Çukura düşen bir karınca, minik adımları ile yukarı doğru tırmanıyor, tam çukurdan çıkacağı anda ayağının altındaki toprak zerreleri kayıyor ve karınca tekrar çukurun dibine düşüyor.
Fakat hiç vakit kaybetmeden tekrar tırmanış başlıyor. Yine düşüyor, yine tırmanıyor, bu iş defalarca tekrar ediliyor. Kim bilir kaçıncı teşebbüsten sonra karınca çukurdan çıkmayı başarıyor. Yani bir karınca, kendi boyundan çok büyük bir çukurdan çıkmak için defalarca tırmanmak zorunda kalıyor ve her düşüşten sonra yeniden tırmanışa geçiyor.
Biz de günlük yaşantımız içinde bir çok zorluklarla karşılaşıyoruz . Zira hayat yolu, çok çeşitli tuzaklar, barikatlar ve çukurlarla doludur. Gaflet dereleri, günah çukurları, nefis ve şeytanın tuzakları, geçim derdi, hastalık, ihtiyaç ve zaruret gibi zorluklarla her an karşı karşıya bulunuyoruz. Bu badirelerin bazılarında küçük bir gayretle kurtulup yolumuza devam ederken, bazılarından kurtulmak için de çok büyük çabalar sarf etmek zorunda kalıyoruz.
İnsan olarak, âcizlik, fakirlik, hüsran ve nisyan gibi noksanlarımız olduğu gibi, azim, gayret, ümit, şevk, tevekkül ve teşebbüs gibi meziyetlerimiz de mevcuttur. Fakat nedense çok defa meziyetlerimiz yerine noksanlarımız ön plana çıkıyor. Zorluklar karşısında hemen pes edip teslimiyet bayrağını çekiyoruz. Sonra da “kaderimiz böyleymiş” diyerek kendi kusurlarımızı kadere havale ediyoruz.
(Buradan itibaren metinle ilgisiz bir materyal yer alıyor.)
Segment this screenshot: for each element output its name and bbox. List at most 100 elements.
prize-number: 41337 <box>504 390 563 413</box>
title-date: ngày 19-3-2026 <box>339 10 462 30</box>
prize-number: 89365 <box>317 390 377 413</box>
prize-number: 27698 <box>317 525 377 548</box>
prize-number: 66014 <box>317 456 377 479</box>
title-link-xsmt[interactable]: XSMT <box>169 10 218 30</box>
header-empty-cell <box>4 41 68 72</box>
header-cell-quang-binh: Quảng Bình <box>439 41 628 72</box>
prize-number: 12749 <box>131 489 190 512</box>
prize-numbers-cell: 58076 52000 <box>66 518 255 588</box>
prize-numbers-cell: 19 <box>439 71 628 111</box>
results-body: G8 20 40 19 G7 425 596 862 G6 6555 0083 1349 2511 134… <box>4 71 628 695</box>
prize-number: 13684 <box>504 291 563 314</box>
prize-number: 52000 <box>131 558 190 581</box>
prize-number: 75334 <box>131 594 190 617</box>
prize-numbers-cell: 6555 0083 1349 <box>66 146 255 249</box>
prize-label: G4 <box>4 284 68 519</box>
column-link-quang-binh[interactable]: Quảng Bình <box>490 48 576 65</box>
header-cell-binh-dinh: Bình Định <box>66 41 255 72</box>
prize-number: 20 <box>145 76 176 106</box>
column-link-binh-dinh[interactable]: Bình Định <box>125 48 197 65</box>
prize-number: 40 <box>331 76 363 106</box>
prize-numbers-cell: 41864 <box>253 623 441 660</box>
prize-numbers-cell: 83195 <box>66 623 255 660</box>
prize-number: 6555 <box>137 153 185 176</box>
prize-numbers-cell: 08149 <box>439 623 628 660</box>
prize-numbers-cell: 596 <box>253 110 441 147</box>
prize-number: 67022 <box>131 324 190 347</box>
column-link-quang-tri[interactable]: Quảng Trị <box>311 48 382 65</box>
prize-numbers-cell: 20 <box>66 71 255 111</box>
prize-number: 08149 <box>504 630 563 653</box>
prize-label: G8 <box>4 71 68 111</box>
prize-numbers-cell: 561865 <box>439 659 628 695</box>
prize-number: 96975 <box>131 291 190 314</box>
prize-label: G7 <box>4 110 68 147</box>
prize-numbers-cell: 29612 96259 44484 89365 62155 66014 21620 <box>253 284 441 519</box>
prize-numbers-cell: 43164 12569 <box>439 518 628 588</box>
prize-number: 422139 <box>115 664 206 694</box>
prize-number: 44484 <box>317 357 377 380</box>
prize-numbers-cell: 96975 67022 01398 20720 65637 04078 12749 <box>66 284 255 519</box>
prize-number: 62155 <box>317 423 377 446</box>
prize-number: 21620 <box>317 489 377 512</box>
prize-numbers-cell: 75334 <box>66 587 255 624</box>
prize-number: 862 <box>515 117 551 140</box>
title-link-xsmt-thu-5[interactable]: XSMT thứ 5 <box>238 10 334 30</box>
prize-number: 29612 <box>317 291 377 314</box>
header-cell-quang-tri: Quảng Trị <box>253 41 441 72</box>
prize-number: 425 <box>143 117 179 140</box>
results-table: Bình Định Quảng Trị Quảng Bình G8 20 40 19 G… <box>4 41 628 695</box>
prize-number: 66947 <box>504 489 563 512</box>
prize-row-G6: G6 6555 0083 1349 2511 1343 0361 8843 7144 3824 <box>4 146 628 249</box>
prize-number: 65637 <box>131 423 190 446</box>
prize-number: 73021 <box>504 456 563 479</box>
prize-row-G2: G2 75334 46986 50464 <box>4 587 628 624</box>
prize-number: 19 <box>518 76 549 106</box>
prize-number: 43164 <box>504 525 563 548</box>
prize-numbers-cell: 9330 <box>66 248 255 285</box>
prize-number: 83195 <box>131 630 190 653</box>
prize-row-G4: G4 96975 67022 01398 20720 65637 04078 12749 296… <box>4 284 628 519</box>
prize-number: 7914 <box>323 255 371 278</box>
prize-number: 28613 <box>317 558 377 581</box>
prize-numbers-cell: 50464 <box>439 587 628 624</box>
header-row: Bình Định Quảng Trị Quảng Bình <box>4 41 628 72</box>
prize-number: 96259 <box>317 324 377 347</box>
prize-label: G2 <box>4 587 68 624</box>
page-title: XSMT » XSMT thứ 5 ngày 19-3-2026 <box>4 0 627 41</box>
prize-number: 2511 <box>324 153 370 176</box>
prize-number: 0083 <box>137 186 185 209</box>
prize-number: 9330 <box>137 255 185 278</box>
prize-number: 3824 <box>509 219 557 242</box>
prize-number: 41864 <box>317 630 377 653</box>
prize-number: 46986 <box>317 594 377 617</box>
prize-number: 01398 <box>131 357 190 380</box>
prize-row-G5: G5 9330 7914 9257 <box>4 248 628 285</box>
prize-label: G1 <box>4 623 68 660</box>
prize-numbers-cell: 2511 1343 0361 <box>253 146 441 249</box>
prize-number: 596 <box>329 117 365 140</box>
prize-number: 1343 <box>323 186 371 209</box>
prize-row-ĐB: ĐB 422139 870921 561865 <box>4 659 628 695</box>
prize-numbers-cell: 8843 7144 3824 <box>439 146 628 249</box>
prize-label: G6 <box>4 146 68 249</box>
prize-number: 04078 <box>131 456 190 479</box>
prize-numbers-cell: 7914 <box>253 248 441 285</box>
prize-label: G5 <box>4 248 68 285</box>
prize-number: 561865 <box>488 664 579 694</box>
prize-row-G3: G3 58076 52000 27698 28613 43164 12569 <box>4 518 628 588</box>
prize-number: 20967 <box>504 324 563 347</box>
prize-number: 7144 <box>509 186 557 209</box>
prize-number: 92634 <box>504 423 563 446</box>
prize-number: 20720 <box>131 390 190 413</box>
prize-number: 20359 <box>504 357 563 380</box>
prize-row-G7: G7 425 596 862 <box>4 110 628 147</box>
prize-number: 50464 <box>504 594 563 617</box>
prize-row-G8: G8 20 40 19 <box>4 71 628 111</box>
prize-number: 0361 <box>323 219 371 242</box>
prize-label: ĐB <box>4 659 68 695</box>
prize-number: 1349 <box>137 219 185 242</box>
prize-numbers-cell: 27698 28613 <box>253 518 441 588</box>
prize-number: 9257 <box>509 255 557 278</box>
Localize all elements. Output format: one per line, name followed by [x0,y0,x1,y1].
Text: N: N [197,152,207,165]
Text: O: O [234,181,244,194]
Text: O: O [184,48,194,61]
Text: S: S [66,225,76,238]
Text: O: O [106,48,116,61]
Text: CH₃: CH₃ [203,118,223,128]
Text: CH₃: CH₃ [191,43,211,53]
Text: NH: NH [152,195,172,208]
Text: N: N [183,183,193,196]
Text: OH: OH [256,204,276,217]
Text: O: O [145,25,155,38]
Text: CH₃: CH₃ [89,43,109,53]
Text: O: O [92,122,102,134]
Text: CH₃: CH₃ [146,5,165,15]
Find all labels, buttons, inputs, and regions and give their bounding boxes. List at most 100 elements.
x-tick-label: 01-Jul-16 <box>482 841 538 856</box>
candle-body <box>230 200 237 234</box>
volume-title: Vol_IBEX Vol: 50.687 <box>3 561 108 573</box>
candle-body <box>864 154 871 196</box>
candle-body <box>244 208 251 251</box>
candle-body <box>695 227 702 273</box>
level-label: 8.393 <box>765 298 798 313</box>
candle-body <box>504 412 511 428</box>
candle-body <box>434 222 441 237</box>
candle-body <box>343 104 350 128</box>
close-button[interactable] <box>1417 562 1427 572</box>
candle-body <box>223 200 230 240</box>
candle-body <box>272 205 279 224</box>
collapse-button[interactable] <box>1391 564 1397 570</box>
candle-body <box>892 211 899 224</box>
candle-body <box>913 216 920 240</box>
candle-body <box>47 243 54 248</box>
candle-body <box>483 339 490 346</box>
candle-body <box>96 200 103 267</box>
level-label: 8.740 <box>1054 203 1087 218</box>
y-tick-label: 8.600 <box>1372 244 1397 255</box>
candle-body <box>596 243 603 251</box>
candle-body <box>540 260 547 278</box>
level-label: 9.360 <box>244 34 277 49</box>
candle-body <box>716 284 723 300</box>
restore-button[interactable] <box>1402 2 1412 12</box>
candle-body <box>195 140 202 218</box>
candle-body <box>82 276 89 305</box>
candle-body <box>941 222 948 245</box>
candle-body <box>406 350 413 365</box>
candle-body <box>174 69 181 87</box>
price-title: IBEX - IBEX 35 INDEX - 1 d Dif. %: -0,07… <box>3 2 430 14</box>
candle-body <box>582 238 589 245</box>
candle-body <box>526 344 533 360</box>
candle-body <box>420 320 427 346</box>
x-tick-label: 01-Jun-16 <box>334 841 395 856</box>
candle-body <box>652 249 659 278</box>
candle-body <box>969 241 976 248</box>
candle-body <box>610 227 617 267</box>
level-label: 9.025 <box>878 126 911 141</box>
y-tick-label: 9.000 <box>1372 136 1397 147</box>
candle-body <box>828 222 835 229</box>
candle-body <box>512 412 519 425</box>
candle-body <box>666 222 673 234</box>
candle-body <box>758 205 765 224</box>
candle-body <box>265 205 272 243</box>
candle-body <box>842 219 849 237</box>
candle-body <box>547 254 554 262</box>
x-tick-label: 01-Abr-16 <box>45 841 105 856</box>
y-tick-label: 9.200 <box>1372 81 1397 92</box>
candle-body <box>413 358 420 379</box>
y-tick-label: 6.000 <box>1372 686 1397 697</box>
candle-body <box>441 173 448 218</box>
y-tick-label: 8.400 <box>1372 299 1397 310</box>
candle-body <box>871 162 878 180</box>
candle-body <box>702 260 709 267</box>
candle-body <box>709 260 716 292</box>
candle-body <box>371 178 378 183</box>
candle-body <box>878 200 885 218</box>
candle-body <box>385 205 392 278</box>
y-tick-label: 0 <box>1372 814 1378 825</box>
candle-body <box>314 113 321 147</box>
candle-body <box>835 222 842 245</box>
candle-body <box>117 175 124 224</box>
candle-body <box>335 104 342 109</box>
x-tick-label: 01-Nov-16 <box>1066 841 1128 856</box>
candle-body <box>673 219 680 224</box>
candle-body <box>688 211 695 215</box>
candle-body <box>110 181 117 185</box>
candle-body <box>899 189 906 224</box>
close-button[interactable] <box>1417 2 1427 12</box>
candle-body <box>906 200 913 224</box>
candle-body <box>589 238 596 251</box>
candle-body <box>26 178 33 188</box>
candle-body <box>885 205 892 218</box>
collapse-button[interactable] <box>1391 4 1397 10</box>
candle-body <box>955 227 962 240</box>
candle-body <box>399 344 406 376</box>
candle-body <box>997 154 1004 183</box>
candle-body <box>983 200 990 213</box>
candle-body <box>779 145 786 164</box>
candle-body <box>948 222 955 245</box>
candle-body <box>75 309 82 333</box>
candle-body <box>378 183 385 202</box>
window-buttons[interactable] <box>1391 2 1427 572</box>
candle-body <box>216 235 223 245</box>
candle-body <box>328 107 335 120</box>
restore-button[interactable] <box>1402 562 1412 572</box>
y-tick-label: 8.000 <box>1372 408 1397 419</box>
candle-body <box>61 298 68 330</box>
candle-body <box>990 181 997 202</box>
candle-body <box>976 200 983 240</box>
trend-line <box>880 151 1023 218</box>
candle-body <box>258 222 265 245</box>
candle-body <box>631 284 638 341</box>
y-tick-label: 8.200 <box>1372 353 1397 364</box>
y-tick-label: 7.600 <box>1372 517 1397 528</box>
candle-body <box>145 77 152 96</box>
Güçlükler karşısından bir karınca kadar gayret gösteremiyorsak, insanlığımızı sorgulamamız gerekir diye düşünüyorum.
Bediüzzaman Hazretleri, “yeis her kemâle mânidir” diyor. Bunun tersi olan ümit, şevk ve gayret ise, her türlü başarının anahtarıdır. Ümidin kaynağı da, imandır. “İman hem nurdur, hem kuvvettir, hakikî imanı elde eden kişi, kâinata meydan okuyabilir.”
Hayat, monoton bir yolculuktan ibaret değildir. Hayat yolculuğunun her anında karşımıza yüksek bir engel, derin bir çukur çıkabilir. Bunları aşmak için ilk teşebbüsümüzde başarısız da olabiliriz. Ama başarmak azim ve ümidi ile yeniden harekete geçersek, aşamayacağımız engel ve çıkamayacağımız çukur yoktur.
Yeter ki her düşüşün sonunda yeniden başlamasını bilelim ve başlarken de “BİSMİLLAH”ın kuvvet ve bereketinden istifade edelim.